As their gazes locked, Jenny longed to dive into the green-brown velvet of his eyes. That was one enchantment she must resist, no matter how it compelled her.
“What are we going to do about crossing this river?” She forced herself to look away, warding off his sorcery with practical considerations.
Harris peeled off his boots and socks. Then he rolled up his trousers to the knees and waded into the river. Shading his eyes from the glare of the bright sun on the water, he took a long look upstream and a longer look down.
“I ken it gets narrower that way.” He pointed downstream. “Let’s follow the shore and see if we come upon a ford. Either that, or we find a downed tree to float ourselves across.”
“Let’s look for a ford,” said Jenny. “Only give me a minute first to cool my feet.” Shedding her shoes and stockings, she hitched up her skirts and joined him in the river.
“Mmm!” She wiggled her toes in the wet sand. “I can tell ye one thing, Harris. After this, I’ll never take water for granted again.”

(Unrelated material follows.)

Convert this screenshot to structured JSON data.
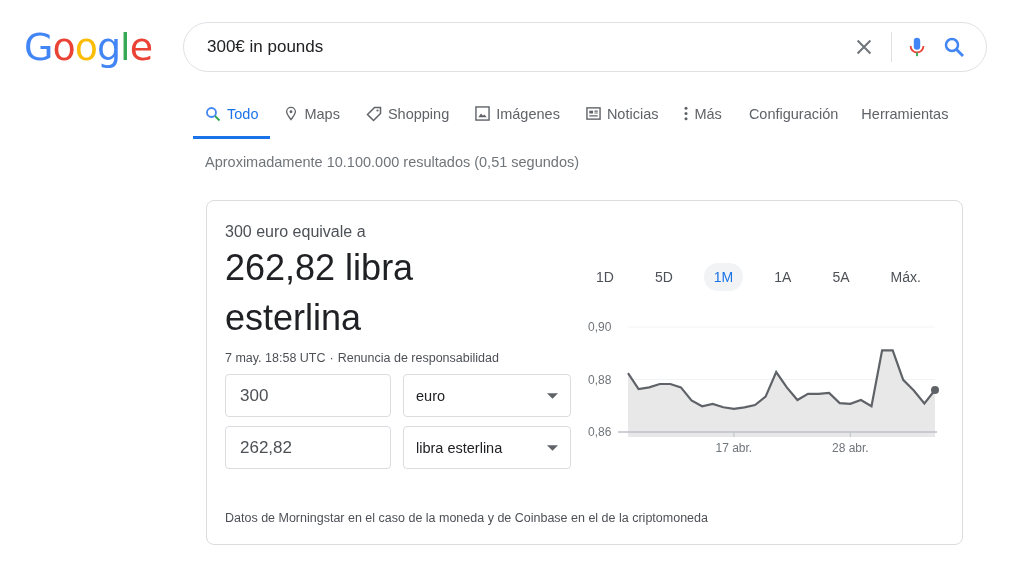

He chuckled. “Nor a decent bed.”
They tarried a few minutes more, enjoying the rest and the soothing cool of the water on their tired feet, until Harris squinted at the position of the sun and said they really should be on their way.
Once again his prediction proved correct. They had not hiked far when they came to a narrow neck in the river.
“Look, Harris!” Jenny could scarcely believe the wonder. “And ye said we’d never find a bridge.”
She ran toward it.
Behind her, she heard Harris caution. “I don’t ken that’s a bridge, Jenny.”
Perhaps not, she realized as she drew closer. The strange wooden structure did range from one side of the narrows to the other, but nothing bigger than a squirrel might walk across it. Why on earth would anyone build a fence across a river?
Jenny gave the notion only passing thought. At least it would provide a handhold for them to wade to the other side.
“Come back, lass!” She heard Harris call softly but urgently.
Turn back now, when they were so close? Balancing the awkward bundle on her head, her shoes tied together and slung around her neck, Jenny felt the swift water flow over her knees.
She gasped as Harris clutched her arm.
Ragged with muted alarm, his warning exploded in her ear
s. “It’s not a bridge, Jenny. It’s a fishing weir. An Indian fishing weee…” The last word waxed into a cry of alarm.
Perhaps he lost his footing on the stony riverbed, or perhaps the racing current threw Harris off balance. Jenny turned just in time to see his arms thrashing wildly as he fell. His coat sleeve caught on one of the weir’s pointed stakes.
Letting the bundle fall from her head, Jenny waded back to help him. At that moment, several large, bronzed men burst from the forest behind them.
One carried a musket. Two others wielded long forked spears. Spying Harris and Jenny, they moved forward with their weapons raised, shouting words Jenny could not understand.
“Come on, Harris!” She grasped his left arm, and with a strength born of desperation helped him stagger to his feet.
Caught on the weir, his coat held him fast.
“Go, lass! I’ll hold them back for as long as I can!”
Jenny froze.
Time froze with her.
Or so it felt, as scores of sights, sounds and perceptions bombarded her consciousness.
The terrible beauty of the Indians as they surged toward the river—tall, bare chested, with manes of hair dark as midnight.
The hoarse urgency of Harris’s voice as he bellowed at her to flee. The desperate courage in his eyes, and the fear—not for himself, but for her.
The cold, powerful tug of the river on her body.
Every nerve in her screamed to let herself go—to let the swift current carry her downriver, away from danger.
Something else, something she could not explain, pushed her forward. Past Harris she struggled, to meet the threat head-on.
Chapter Twelve
“Damn ye, lass! Go!”
With every fiber of his being, Harris willed her to get away. The Indians could only kill him. What they might do to a fetching lass like Jenny didn’t bear thinking about.
Paying him no more heed than she ever did, she brushed past, putting herself between him and the armed men. Harris nearly wrenched his shoulder from its socket trying to free himself from the shackle of his coat.